Earth just faced the strongest solar radiation storm in over 22 years—here's what you need to know

NOAA's Space Weather Prediction Center classified the storm as S4 (severe).

PUBLISHED 3 HOURS AGO

An illustration of the Sun producing super-storms and massive radiation bursts that are transversing towards Earth. (Representative Cover Image Source: Getty Images| Pitris)

Earth endured its most intense solar radiation storm in over 22 years on January 19, 2026, a day after a powerful X1.9-class solar flare from sunspot region AR4341 triggered an R3 radio blackout within the Arctic region. NOAA’s Space Weather Prediction Center classified the event as S4, making it a severe solar radiation storm. This S4-class radiation storm surpassed the infamous “Halloween storms” from October 2003 in proton flux intensity, as measured by the Geostationary Operational Environmental Satellite (GOES-19). A solar radiation storm is characterized by charged particles, such as protons, racing at near-light speeds and impacting satellites and polar flights in a matter of minutes after being ejected from the sun.

GOES-19 proton flux readings published by NOAA SWPC as a part of their S4 solar radiation storm alert on January 19, 2026 (Representative Image Source: NOAA | SWPC)

According to the SWPC, a G-4 (severe) geomagnetic storm alert was also issued for January 20, 2026. This resulted in the visibility of aurora across multiple US states, even in places where such events are rare, on January 20 and 21. Data from Spaceweather.com in relation to the coronal mass ejection (CME) impact in the late hours of January 19 also supported the G4 storm event alerts, adding that the storm is set to continue into January 21.

The Aurora Borealis appears in the sky on January 8, 2017 near Ester Dome mountain about 10 miles west of Fairbanks, Alaska (Image Source: Getty | Lance King) — The Aurora Borealis appears in the sky on January 8, 2017, near Ester Dome mountain, about 10 miles west of Fairbanks, Alaska (Representative Image Source: Getty | Lance King)

Space weather events such as these have been all too common in the past few months, with a strong X5-class solar flare in early November, followed by a G4 geomagnetic storm, resulting in aurora sightings beyond the usual confines of northern latitudes.

A digital illustration of a solar flare hitting the Earth's surface.
(Representative Image Source: Getty Images | Victor Habbick Visions.) — A digital illustration of a solar flare hitting the Earth's surface. (Representative Image Source: Getty Images | Victor Habbick Visions.)

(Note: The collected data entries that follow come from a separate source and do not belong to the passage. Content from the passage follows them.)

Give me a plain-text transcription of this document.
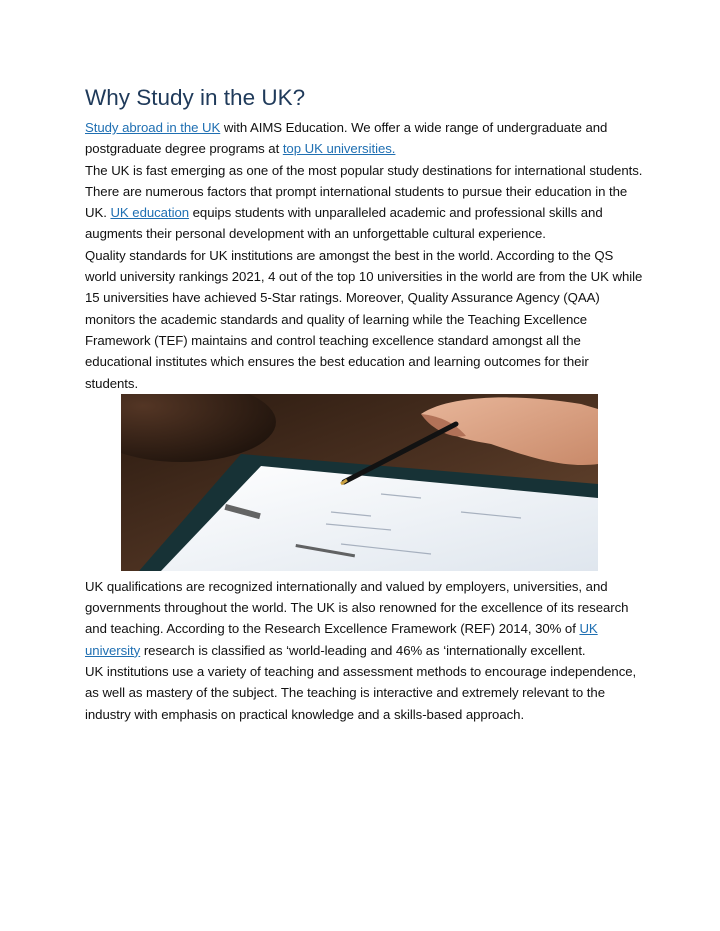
Why Study in the UK?

Study abroad in the UK with AIMS Education. We offer a wide range of undergraduate and postgraduate degree programs at top UK universities.

The UK is fast emerging as one of the most popular study destinations for international students. There are numerous factors that prompt international students to pursue their education in the UK. UK education equips students with unparalleled academic and professional skills and augments their personal development with an unforgettable cultural experience.

Quality standards for UK institutions are amongst the best in the world. According to the QS world university rankings 2021, 4 out of the top 10 universities in the world are from the UK while 15 universities have achieved 5-Star ratings. Moreover, Quality Assurance Agency (QAA) monitors the academic standards and quality of learning while the Teaching Excellence Framework (TEF) maintains and control teaching excellence standard amongst all the educational institutes which ensures the best education and learning outcomes for their students.

UK qualifications are recognized internationally and valued by employers, universities, and governments throughout the world. The UK is also renowned for the excellence of its research and teaching. According to the Research Excellence Framework (REF) 2014, 30% of UK university research is classified as ‘world-leading and 46% as ‘internationally excellent.

UK institutions use a variety of teaching and assessment methods to encourage independence, as well as mastery of the subject. The teaching is interactive and extremely relevant to the industry with emphasis on practical knowledge and a skills-based approach.
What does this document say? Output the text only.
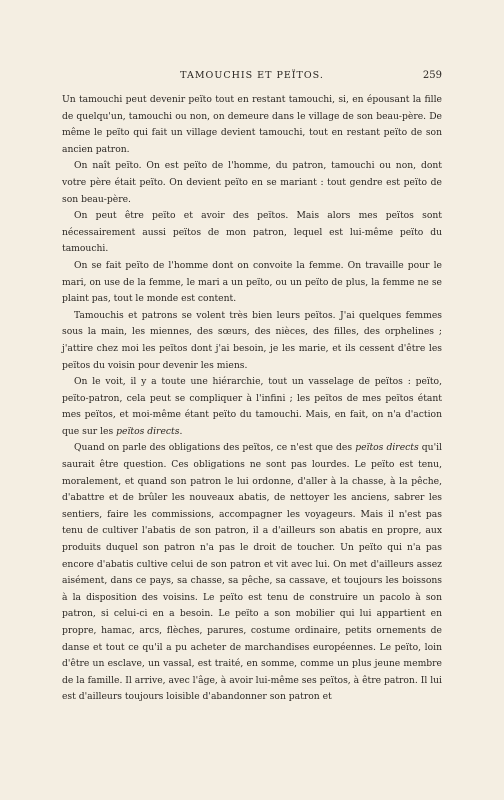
TAMOUCHIS ET PEÏTOS.	259

Un tamouchi peut devenir peïto tout en restant tamouchi, si, en épousant la fille de quelqu'un, tamouchi ou non, on demeure dans le village de son beau-père. De même le peïto qui fait un village devient tamouchi, tout en restant peïto de son ancien patron.

On naît peïto. On est peïto de l'homme, du patron, tamouchi ou non, dont votre père était peïto. On devient peïto en se mariant : tout gendre est peïto de son beau-père.

On peut être peïto et avoir des peïtos. Mais alors mes peïtos sont nécessairement aussi peïtos de mon patron, lequel est lui-même peïto du tamouchi.

On se fait peïto de l'homme dont on convoite la femme. On travaille pour le mari, on use de la femme, le mari a un peïto, ou un peïto de plus, la femme ne se plaint pas, tout le monde est content.

Tamouchis et patrons se volent très bien leurs peïtos. J'ai quelques femmes sous la main, les miennes, des sœurs, des nièces, des filles, des orphelines ; j'attire chez moi les peïtos dont j'ai besoin, je les marie, et ils cessent d'être les peïtos du voisin pour devenir les miens.

On le voit, il y a toute une hiérarchie, tout un vasselage de peïtos : peïto, peïto-patron, cela peut se compliquer à l'infini ; les peïtos de mes peïtos étant mes peïtos, et moi-même étant peïto du tamouchi. Mais, en fait, on n'a d'action que sur les peïtos directs.

Quand on parle des obligations des peïtos, ce n'est que des peïtos directs qu'il saurait être question. Ces obligations ne sont pas lourdes. Le peïto est tenu, moralement, et quand son patron le lui ordonne, d'aller à la chasse, à la pêche, d'abattre et de brûler les nouveaux abatis, de nettoyer les anciens, sabrer les sentiers, faire les commissions, accompagner les voyageurs. Mais il n'est pas tenu de cultiver l'abatis de son patron, il a d'ailleurs son abatis en propre, aux produits duquel son patron n'a pas le droit de toucher. Un peïto qui n'a pas encore d'abatis cultive celui de son patron et vit avec lui. On met d'ailleurs assez aisément, dans ce pays, sa chasse, sa pêche, sa cassave, et toujours les boissons à la disposition des voisins. Le peïto est tenu de construire un pacolo à son patron, si celui-ci en a besoin. Le peïto a son mobilier qui lui appartient en propre, hamac, arcs, flèches, parures, costume ordinaire, petits ornements de danse et tout ce qu'il a pu acheter de marchandises européennes. Le peïto, loin d'être un esclave, un vassal, est traité, en somme, comme un plus jeune membre de la famille. Il arrive, avec l'âge, à avoir lui-même ses peïtos, à être patron. Il lui est d'ailleurs toujours loisible d'abandonner son patron et
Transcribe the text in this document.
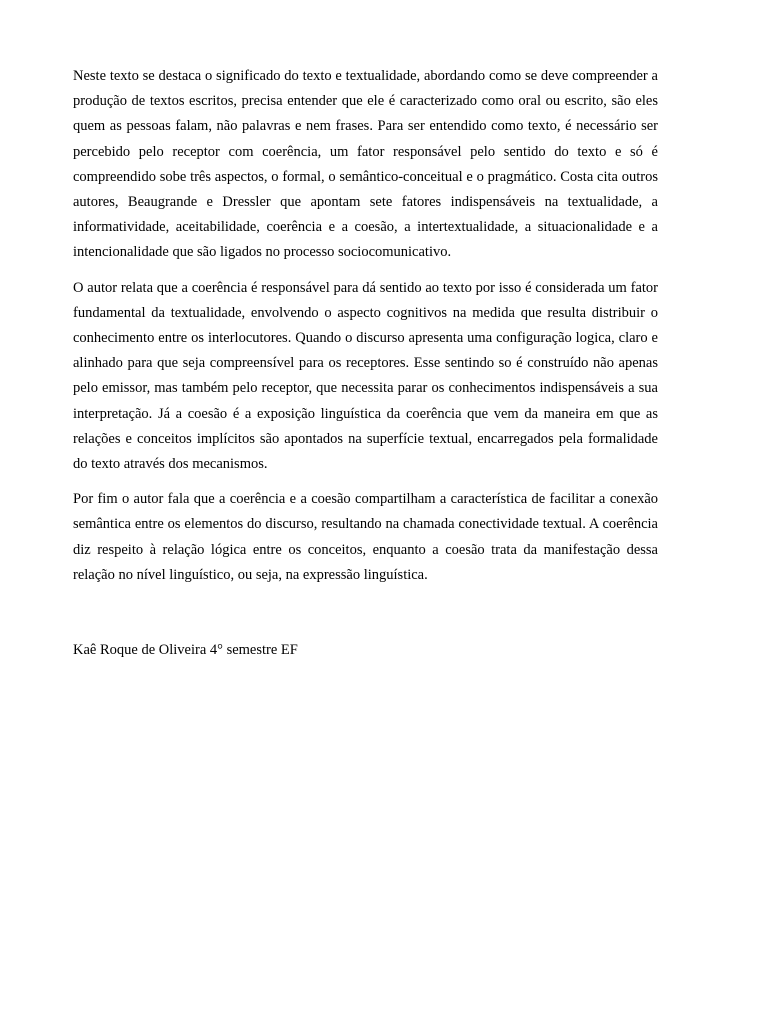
Neste texto se destaca o significado do texto e textualidade, abordando como se deve compreender a produção de textos escritos, precisa entender que ele é caracterizado como oral ou escrito, são eles quem as pessoas falam, não palavras e nem frases. Para ser entendido como texto, é necessário ser percebido pelo receptor com coerência, um fator responsável pelo sentido do texto e só é compreendido sobe três aspectos, o formal, o semântico-conceitual e o pragmático. Costa cita outros autores, Beaugrande e Dressler que apontam sete fatores indispensáveis na textualidade, a informatividade, aceitabilidade, coerência e a coesão, a intertextualidade, a situacionalidade e a intencionalidade que são ligados no processo sociocomunicativo.

O autor relata que a coerência é responsável para dá sentido ao texto por isso é considerada um fator fundamental da textualidade, envolvendo o aspecto cognitivos na medida que resulta distribuir o conhecimento entre os interlocutores. Quando o discurso apresenta uma configuração logica, claro e alinhado para que seja compreensível para os receptores. Esse sentindo so é construído não apenas pelo emissor, mas também pelo receptor, que necessita parar os conhecimentos indispensáveis a sua interpretação. Já a coesão é a exposição linguística da coerência que vem da maneira em que as relações e conceitos implícitos são apontados na superfície textual, encarregados pela formalidade do texto através dos mecanismos.

Por fim o autor fala que a coerência e a coesão compartilham a característica de facilitar a conexão semântica entre os elementos do discurso, resultando na chamada conectividade textual. A coerência diz respeito à relação lógica entre os conceitos, enquanto a coesão trata da manifestação dessa relação no nível linguístico, ou seja, na expressão linguística.

Kaê Roque de Oliveira 4° semestre EF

Solar flares, like the one on Sunday and the similarly rated solar flare from November 30, 2025, erupt as sudden releases of radiation that span across the entire width of the electromagnetic spectrum—including X-rays, radio waves, gamma rays, ultraviolet, and visible light. They are categorized as A, B, C, M, and X-class, with the latter having a 10-fold increase in energy over the preceding class, i.e., M-class, according to NASA. They are the most powerful explosions in the solar system, having enough energy to match a billion hydrogen bombs. Meanwhile, CMEs, or coronal mass ejections, are eruptions of plasma from the sun’s outer atmosphere, the corona. These are what are directly responsible for geomagnetic storms and occurrences of aurora.

An image of solar eruptive prominence as seen in extreme UV light on March 30, 2010 with Earth superimposed for a sense of scale. (Image Source: NASA/SDO) — An image of solar eruptive prominence as seen in extreme UV light on March 30, 2010, with Earth superimposed for a sense of scale. (Representative Image Source: NASA/SDO)

Though linked with CMEs and solar flares, solar radiation storms happen when charged particles such as protons and electrons are ejected into space at extremely high velocities, often traversing the distance to Earth in a matter of minutes. They have the capability of penetrating the Earth’s protective magnetosphere by following the magnetic field lines at the north and south magnetic poles, possibly reaching the surface.

SwRI scientists compared space weather impacts of a fast solar wind structure (first panel) driving an intense solar storm at Earth in 2019 (second panel) with conditions observed at Uranus by Voyager 2 in 1986 (third panel). (Image Source: SwRI) — Solar radiation particles, protons, and electrons follow the magnetic field lines to penetrate to the surface at the magnetic poles, as it does with other planets in our solar system, as shown here by Uranus’ field lines. The first image shows the top-down view along the poles (Image Source: SwRI)

Solar radiation storms and their constituent particles can ionize atmospheric molecules and atoms by removing electrons, which affects high-frequency radio communications. They can also degrade satellite hardware, such as solar panels and electronic circuits. What’s worse, they pose radiation risks to current crew members aboard the International Space Station and those in polar missions, as high-speed particles from solar radiation storms can penetrate human tissue.